Inside Llewyn Davis

The Coen Brothers are back in town but, alas, not on tip-top form. This is indisputably a clever film, artistically-speaking, with a great original, live, soundtrack, fine performances, and a show-stealing cat (well, five of them in fact). It has all the hallmarks of Coen movies with moody cinematography and an allegorical plot. It is also loosely based on a ‘true story’.

It is 1961 in the Village and Llewyn Davis (Oscar Isaac), a handsome-in-a-sultry-kind-of-way folk-singer is struggling to find fame and fortune. He is also an ‘asshole’, managing to spoil every relationship he has, be it with the Upper Eastside Gorfeins, parents of his former singing partner, who threw himself off a bridge (wonder why?); or with clean-cut ‘friends’ Jim and Jean (Justin Timberlake resplendent in geeky disguise, and Carey Mulligan, sugar-coated but simmering underneath, a dig at the trio Peter, Paul and Mary); his sister; his agent; his parents…in other words, a loser.

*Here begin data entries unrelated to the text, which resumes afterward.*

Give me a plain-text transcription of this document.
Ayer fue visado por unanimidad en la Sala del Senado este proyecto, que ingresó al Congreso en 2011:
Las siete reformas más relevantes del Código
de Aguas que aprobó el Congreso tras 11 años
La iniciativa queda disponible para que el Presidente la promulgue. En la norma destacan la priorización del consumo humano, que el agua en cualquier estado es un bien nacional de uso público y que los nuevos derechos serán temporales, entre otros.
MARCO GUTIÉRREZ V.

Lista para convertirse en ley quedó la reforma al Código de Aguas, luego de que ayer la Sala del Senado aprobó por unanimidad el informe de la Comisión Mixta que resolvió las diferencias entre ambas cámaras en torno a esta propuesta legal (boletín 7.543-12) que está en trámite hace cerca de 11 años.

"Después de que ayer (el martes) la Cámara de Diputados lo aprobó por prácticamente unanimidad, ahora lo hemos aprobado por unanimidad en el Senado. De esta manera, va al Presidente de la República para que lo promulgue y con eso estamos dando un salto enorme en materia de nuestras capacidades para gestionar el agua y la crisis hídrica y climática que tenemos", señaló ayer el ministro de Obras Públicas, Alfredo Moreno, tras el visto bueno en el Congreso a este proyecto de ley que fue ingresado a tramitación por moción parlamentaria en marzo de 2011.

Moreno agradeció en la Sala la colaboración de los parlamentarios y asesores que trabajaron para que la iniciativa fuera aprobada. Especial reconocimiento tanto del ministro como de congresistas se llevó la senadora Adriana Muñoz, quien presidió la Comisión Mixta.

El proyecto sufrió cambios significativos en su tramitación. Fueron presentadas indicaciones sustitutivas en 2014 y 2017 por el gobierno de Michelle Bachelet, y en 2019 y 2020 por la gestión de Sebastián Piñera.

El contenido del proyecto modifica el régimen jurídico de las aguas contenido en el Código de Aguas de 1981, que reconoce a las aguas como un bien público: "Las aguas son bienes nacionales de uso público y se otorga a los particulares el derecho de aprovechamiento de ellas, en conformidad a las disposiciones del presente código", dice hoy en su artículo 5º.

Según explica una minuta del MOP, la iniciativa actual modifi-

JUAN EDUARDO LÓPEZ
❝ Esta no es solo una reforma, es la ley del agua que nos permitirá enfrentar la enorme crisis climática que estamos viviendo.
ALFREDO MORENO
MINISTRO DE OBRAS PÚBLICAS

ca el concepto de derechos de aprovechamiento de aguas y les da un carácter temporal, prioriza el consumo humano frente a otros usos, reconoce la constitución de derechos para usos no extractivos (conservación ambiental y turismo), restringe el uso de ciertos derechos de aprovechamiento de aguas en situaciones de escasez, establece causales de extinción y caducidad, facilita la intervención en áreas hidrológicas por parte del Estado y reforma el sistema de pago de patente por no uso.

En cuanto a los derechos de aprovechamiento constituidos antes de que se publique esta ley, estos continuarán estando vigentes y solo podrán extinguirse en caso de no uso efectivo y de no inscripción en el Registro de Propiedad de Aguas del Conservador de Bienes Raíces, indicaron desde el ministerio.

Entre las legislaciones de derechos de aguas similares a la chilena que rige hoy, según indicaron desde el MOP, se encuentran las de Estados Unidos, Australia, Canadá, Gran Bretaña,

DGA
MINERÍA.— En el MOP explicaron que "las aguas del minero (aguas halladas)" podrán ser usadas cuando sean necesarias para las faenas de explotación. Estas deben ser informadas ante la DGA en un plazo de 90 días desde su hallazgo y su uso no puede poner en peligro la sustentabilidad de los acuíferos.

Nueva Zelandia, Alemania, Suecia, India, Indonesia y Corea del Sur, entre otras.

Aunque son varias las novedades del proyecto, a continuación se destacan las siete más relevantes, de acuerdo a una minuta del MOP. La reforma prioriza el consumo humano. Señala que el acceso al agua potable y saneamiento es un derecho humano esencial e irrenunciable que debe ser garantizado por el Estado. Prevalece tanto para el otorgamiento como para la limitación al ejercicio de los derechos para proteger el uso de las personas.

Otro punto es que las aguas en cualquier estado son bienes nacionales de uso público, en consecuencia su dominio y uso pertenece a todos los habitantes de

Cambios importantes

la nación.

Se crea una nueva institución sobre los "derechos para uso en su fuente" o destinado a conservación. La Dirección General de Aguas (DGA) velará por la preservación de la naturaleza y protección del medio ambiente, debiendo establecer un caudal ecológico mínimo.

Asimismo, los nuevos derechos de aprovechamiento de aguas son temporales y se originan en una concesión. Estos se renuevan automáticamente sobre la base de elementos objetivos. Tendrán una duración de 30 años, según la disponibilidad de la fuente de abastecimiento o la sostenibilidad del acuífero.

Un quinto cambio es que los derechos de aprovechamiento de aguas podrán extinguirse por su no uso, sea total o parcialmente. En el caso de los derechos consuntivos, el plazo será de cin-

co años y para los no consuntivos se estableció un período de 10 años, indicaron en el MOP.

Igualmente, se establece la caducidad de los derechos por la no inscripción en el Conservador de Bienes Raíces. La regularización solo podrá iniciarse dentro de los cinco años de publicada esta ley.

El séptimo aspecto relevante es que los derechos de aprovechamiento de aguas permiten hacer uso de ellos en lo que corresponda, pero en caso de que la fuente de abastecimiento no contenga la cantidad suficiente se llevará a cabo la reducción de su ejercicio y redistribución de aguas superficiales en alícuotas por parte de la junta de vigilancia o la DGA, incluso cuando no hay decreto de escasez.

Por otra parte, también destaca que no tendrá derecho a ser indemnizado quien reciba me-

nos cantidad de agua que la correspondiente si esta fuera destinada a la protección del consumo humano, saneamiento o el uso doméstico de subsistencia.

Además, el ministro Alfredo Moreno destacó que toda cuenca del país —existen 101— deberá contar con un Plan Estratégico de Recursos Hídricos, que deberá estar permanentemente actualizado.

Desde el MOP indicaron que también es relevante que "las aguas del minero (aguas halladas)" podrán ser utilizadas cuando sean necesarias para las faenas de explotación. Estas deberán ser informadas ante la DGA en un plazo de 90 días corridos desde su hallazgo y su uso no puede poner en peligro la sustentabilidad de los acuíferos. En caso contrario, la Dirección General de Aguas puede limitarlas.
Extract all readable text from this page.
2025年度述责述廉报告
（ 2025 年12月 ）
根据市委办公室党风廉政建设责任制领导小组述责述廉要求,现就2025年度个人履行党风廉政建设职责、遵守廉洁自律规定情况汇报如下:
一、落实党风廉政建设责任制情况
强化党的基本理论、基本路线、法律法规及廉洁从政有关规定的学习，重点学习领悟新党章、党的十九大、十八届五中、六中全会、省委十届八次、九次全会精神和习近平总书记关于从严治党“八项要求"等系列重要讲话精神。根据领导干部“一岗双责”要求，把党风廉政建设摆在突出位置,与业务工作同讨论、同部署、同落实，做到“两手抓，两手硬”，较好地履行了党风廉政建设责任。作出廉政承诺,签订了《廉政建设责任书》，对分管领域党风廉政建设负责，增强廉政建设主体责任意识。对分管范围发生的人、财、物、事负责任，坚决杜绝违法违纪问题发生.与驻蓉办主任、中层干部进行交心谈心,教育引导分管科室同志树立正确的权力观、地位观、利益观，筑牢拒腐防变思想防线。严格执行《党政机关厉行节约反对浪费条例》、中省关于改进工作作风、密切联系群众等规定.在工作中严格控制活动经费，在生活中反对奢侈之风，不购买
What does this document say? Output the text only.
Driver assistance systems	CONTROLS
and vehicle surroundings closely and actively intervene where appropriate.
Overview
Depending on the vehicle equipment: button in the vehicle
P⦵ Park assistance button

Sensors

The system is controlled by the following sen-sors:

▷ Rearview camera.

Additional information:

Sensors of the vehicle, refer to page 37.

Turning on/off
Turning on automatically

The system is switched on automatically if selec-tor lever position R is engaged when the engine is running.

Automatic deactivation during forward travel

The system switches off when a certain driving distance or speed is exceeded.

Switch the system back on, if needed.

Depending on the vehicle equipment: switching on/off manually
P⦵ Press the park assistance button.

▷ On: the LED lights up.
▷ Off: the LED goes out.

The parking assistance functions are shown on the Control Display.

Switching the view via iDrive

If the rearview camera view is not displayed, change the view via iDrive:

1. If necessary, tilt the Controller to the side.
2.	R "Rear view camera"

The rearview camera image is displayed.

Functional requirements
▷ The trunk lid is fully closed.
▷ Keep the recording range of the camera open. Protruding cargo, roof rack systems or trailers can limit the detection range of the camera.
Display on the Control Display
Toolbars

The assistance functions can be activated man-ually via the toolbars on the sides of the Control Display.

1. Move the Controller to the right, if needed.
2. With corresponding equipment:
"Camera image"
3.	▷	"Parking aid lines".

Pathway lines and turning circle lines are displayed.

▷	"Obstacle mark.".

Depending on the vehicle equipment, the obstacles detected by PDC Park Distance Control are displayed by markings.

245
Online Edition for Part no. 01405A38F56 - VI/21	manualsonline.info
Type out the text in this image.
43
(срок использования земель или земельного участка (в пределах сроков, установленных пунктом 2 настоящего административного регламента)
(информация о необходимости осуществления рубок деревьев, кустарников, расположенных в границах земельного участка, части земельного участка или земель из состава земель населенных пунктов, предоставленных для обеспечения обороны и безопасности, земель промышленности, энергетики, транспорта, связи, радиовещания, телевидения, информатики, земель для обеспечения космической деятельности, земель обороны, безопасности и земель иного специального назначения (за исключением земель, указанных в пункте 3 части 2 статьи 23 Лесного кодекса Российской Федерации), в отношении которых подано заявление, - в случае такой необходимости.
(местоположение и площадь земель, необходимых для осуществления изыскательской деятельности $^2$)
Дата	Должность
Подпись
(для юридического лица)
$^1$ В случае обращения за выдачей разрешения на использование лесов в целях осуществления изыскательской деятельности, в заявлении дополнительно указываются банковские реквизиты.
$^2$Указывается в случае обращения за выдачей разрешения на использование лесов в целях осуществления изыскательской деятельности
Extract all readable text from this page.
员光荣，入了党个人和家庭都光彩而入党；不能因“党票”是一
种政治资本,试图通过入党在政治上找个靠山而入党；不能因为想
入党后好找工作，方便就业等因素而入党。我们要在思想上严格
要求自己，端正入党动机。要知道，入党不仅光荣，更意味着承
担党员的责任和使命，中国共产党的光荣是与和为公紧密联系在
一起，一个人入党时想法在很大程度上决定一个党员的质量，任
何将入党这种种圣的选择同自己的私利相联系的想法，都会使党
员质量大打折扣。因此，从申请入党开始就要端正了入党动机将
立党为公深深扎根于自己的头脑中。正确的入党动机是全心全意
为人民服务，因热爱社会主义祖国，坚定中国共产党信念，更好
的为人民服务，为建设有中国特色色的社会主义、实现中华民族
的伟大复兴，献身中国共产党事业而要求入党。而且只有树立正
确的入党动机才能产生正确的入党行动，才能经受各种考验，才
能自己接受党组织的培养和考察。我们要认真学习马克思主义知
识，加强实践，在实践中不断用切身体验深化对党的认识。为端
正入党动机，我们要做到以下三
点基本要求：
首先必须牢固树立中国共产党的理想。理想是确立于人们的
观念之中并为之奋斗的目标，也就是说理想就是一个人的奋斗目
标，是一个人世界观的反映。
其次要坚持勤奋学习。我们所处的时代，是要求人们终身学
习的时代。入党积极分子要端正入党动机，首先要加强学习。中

In quasi-Homeric style, Davis lurches from couch to couch in a freezing New York trying to get ‘home’, seeking the ever-elusive record deal for his new album, introvertedly called Inside Llewyn Davis, a far cry from his first, more joyful If I had Wings. His Odyssey is symbolised by the elusive ginger cat he allows to escape from the Gorfeins and then spends the rest of the movie trying to find and repatriate, the only truly humorous theme in the film. 

His journey takes him to a recording studio, as a session musician to the more successful Jim’s chart-bound Please Mr Kennedy, a catchy, goofy tune about the space race, for which he foregoes royalties for a cash-up-front fee; and thence to Chicago, to the aptly named Gate of Horn where, in Homer, dreams become reality, in the company of a villainous Cyclops, a one-eyed heroin-addicted jazz musician played by John Goodman. Another lovely cameo from Homelandcreepy spook F Murray Abraham as the producer, whose damming verdict, ‘I don’t see any money in it,’ marks the beginning of the end of his quest.

Back in New York, still angsting about the cat, he passes a billboard for The Incredible Journey, the ‘true’ story of how three pets made their way home across 200 miles of Canadian wasteland, a scene of pure poignancy. Poor Llewyn, his home run is slipping away.

The film, while containing so many brilliant touches, is nevertheless unremittingly mournful, like our anti-hero. One can’t help feeling sorry for him, but he really is an asshole: ruining the Gorfein’s dinner party, heckling a large middle-aged female folk singer, knocking up Jean and thereby betraying his mate Jim; turning down a recording contract; losing his naval papers…and so on.

As I said, the film is loosely based on the book by Dave Van Ronk, The Mayor of MacDougal Street.Dave had recorded a new version of a traditional folksong with some unique chords called The House of the Rising Sun. A nerdy young singer, Robert Zimmerman, asked if he could use van Ronk’s version. No, it was already recorded, but the naughty Bob Dylan had already done it and the rest is history. 

No coincidence that our hero has a Welsh name, that he looks like van Ronk…a real story of what might have been. But perhaps more an exploration of the knife-edge that true talent rests on – in the words of the song, ‘how does it feel, to be on your own….a complete unknown…without a home’: one slip and you plunge into the abyss; a lucky break – the theft of a song perhaps – and you make it big time. Many critics have loved this film, probably because it is technically brilliant, a critic’s movie, and the Coen brothers are legends; despite all of that, for me, it was just a little too bleak and un-redemptive and, surprisingly for the Coens, short on laughs.